In 2005 Muñoz co-founded the San Francisco audio production company and record label Talking House Productions with several music industry colleagues. While with Talking House, Muñoz produced the Grammy-nominated Strange Toys (Talking House Records, 2008) by composer/cellist Joan Jeanrenaud (formerly of Kronos Quartet) and released the solo album Grab Bag (Talking House Records, 2008) featuring Ingrid Chavez, Joan Jeanrenaud, and Doctor Fink. He also co-produced the EP Sweet Water Soul (Talking House Records, 2008) by the R&B artist FEMI. Muñoz again joined Jeanrenaud for Pop-Pop (Deconet, 2010), a duo album consisting entirely of cello and drums, and co-produced and played drums on Jeanrenaud's 4th solo album, Visual Music (Deconet, 2016).

In 2013 Muñoz created the touring performance project Half-Breed, an exploration of multiracial identity, during a fellowship with The Loft Literary Center in Minneapolis, Minnesota.
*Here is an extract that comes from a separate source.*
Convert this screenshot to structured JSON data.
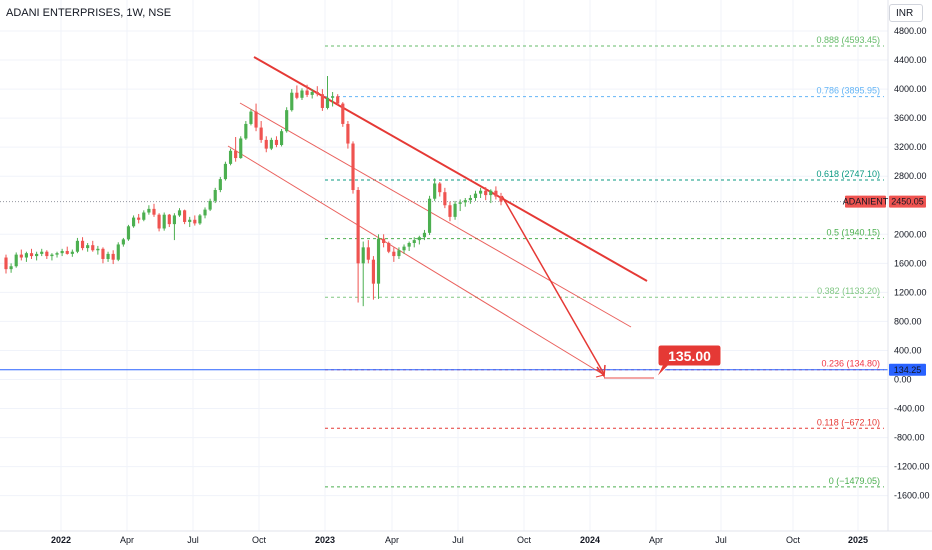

Muñoz released the digital album Physical Science (featuring Kyle Bruckmann and Bryan Dyer) along with the companion chapbook Inside Pocket of a Houndstooth Blazer in 2018. His writings have appeared in/on DRUM! Magazine, Seagate Creative, Scientific Learning, Grammy.com, Electronic Musician, and the anthology Indigenous Literatures from Micronesia (University of Hawai’i Press, 2019).

Muñoz annually programs live concerts for the Berkeley Art Museum and Pacific Film Archive (BAMPFA), including a live “re-imagination” of Carole King’s Tapestry album in 2018, and composes for film and dance, including several collaborations with San Francisco choreographer Robert Moses.